If you wanted to shorten it even more, you could also use

[ -e "${i/%.pdf/-project.zip}" ] || echo "${i/%.pdf/-project.zip} doesn't exist!"

...instead of the if statement. I think that if is easier to work with if you're using more than a single, short line (you can get around this by using a function, but at that point you aren't getting any psace saving vs. using the if).

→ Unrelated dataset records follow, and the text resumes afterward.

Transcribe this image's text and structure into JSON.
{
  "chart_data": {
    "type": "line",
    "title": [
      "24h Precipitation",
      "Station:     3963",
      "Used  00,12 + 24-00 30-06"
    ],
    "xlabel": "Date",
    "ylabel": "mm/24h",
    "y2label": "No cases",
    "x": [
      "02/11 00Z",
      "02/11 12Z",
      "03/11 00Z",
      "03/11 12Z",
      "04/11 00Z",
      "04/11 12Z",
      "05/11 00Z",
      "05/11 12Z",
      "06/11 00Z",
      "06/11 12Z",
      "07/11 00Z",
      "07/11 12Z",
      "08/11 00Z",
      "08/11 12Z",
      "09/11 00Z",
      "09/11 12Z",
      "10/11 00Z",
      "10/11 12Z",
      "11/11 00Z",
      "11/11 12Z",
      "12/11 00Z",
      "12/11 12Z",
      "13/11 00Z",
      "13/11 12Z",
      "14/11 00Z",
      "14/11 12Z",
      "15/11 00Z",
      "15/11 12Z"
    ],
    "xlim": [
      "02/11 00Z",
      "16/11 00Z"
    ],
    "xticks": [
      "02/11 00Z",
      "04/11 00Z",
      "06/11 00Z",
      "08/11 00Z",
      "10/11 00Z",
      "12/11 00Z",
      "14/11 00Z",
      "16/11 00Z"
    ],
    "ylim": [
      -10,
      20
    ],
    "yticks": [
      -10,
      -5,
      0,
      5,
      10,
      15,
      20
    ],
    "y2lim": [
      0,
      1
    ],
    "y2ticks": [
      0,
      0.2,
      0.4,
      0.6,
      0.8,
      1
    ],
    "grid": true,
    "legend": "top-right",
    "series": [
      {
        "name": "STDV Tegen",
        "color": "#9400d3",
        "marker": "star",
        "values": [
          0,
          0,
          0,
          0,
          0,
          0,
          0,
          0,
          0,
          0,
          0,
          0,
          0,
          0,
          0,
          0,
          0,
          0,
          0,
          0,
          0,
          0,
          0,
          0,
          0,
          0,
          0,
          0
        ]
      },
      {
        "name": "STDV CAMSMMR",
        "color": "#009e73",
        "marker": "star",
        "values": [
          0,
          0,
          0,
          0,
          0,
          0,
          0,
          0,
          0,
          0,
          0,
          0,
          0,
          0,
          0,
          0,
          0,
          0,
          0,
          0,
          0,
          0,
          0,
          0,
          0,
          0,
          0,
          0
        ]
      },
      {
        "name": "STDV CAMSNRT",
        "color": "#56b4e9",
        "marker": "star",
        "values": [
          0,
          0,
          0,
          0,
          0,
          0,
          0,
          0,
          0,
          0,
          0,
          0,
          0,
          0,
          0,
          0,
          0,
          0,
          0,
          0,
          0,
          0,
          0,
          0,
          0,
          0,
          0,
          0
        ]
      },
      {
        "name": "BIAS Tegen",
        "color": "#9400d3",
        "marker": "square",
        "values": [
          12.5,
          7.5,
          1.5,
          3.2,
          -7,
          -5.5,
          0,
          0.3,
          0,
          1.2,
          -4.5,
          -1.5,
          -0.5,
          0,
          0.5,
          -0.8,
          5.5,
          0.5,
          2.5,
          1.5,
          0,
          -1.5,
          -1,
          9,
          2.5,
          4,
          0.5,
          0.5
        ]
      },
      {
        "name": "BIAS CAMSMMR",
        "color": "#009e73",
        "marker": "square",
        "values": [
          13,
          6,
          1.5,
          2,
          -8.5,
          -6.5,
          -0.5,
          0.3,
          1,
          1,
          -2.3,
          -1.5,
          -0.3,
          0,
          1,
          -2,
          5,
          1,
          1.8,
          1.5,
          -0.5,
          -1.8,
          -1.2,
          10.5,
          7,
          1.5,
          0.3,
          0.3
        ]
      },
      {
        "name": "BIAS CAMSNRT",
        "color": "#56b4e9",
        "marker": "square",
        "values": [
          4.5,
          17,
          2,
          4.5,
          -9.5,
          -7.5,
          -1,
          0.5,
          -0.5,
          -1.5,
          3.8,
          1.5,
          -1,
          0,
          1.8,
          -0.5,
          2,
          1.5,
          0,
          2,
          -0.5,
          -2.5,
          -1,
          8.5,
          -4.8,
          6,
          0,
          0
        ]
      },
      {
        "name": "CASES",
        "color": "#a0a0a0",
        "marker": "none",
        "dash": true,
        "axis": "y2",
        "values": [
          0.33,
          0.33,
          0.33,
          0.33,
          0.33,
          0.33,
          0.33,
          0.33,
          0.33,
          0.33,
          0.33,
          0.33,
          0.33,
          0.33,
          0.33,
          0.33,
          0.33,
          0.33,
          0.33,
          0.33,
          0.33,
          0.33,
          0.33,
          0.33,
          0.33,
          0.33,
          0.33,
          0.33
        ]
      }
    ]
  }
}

Assuming you have bash 4+ (you probably do; you can check with bash --version), you can use the globstar option instead of find:

#!/usr/bin/env bash

shopt -s globstar
for f in /project/**/*.pdf; do
  if [ ! -e "${f/%.pdf/-project.zip}" ]; then
    echo "${f/%.pdf/-project.zip} doesn't exist!"
  fi
done

exit 0

This has the advantage of being pure bash, so it should be faster (only noticeably so with at least hundreds of files, though).

evilsoup
  • 14,056
0

Here are two ways you could do it. One is a godawful Bash one-liner which spawns at least one, possibly two, processes for each file it matches:

[me@box] $ for file in `find -name '*.pdf' -exec perl -le'$f=shift(); $f =~ s@\.pdf$@@; print $f' {} \;`; do (TESTFILE="$file-project.zip"; if [ ! -f $TESTFILE ]; then echo "missing $TESTFILE"; fi); done

Since that's enough to make anyone's eyes bleed, here's a Perl script which does the same job, much more sanely than any Bash script ever could:

#!/usr/bin/env perl
use strict;

my $path = shift() || die "$0 requires a path argument\n";
my @files = `find "$path" -name '*.pdf'`;

foreach my $file (@files) {
  chomp $file;
  my $zip = $file;
  $zip =~ s@\.pdf$@-project.zip@;
  next if -f $zip;
  print "missing $zip\n";
};

Copy that into, e.g., 'find-missing.pl', then invoke find-missing.pl /project/.

Aaron Miller
  • 10,087